A Story, a Long Time Coming

I once met a girl and very quickly, I fell for her.

I thought she was beautiful, enigmatic, full of energy and just weird, and I liked that.

But I was just so timid and I'd get so nervous around her, I did eventually tell her I liked her.

Buuuut, I told her in my notebook, literally.

I wrote it down and showed it to her in paragraph form, today it absolutely shocks me she ever saw anything in me, but to my surprise she liked me back.

So she cheated on her boyfriend, and I lost my virginity in the backseat of his Toyota.

Good Ole 20 years old.

I'm 23 now, and me and her have since parted ways.

That was after I packed up all of my bags, and we moved to another state.

Beautiful Tennessee.

Her home.

With her family and all her friends.

With all her exes, too, and boy I sure met a lot of them.

But hey, one of them became a very good friend of mine.

Well, she eventually got back with her Ex from Texas, my neck of the desert, and I'm finding a new apartment.

This tore me the hell up, I started drinking heavily.

Very heavily.

What's a fifth of vodka?
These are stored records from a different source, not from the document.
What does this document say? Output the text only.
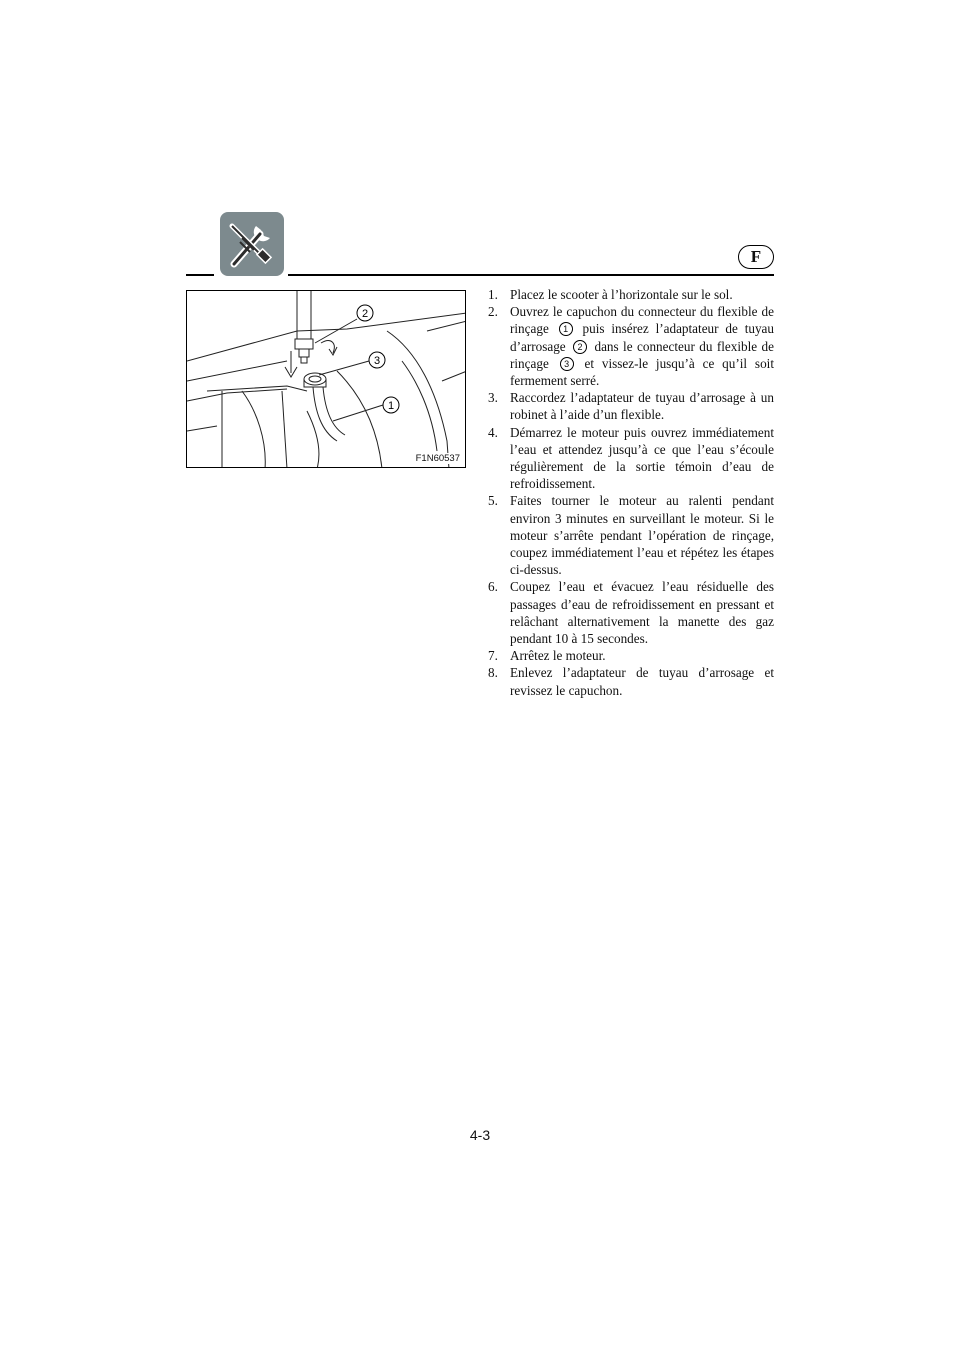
F
2
3
1
F1N60537
1. Placez le scooter à l’horizontale sur le sol.
2. Ouvrez le capuchon du connecteur du flexible de rinçage 1 puis insérez l’adaptateur de tuyau d’arrosage 2 dans le connecteur du flexible de rinçage 3 et vissez-le jusqu’à ce qu’il soit fermement serré.
3. Raccordez l’adaptateur de tuyau d’arrosage à un robinet à l’aide d’un flexible.
4. Démarrez le moteur puis ouvrez immédiatement l’eau et attendez jusqu’à ce que l’eau s’écoule régulièrement de la sortie témoin d’eau de refroidissement.
5. Faites tourner le moteur au ralenti pendant environ 3 minutes en surveillant le moteur. Si le moteur s’arrête pendant l’opération de rinçage, coupez immédiatement l’eau et répétez les étapes ci-dessus.
6. Coupez l’eau et évacuez l’eau résiduelle des passages d’eau de refroidissement en pressant et relâchant alternativement la manette des gaz pendant 10 à 15 secondes.
7. Arrêtez le moteur.
8. Enlevez l’adaptateur de tuyau d’arrosage et revissez le capuchon.
4-3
We were drinking damn near a gallon every day.

Let me tell ya, it's the worst dang hangover, you wanna know how I cured it?

I drank more.

And I drank more.

It got to the point where I didn't feel normal being sober.

Last year I lost my job at this plant I really liked.

I had worked there nearly a year, my personal record me being 23 and all.

Well, I didn't show up for 2 weeks, and they were very patient with me.

But, well, the course took its toll.

I wont mame any excuses for my actions, I'm lucky they waited 2 weeks.

Life goes on, I slowed down on my drinking, on my smoking.

I found a new job, Katz.

I liked it, and I wanted to be better for myself, for others around me.

I stuck to it, and I'm still here.

I made friends, I met a girl.

A girl who makes me nervous, a girl who makes me giggle.

A girl who makes bubbles in my chest.

They want to hire me, I admitted to my weed use.

It's my crucible, the thing that molds iron and steel.

This will mold me into a beautiful shape, sharpened or dull, shiny or full of slag.

I'm not a blacksmith. I'm a machine operator.

I've never been this anxious in my life.

Come Monday, either I'll be gone and lose all of my chances.

Or I'll remain, and be the happiest boy on planet Earth.

I am easily replaceable, but all I need is a chance.

Just one chance.

And given that chance? I won't let them down.

I swear that to myself. I deserve that for myself.

I've been working so hard for this, and I'm not willing to give it up.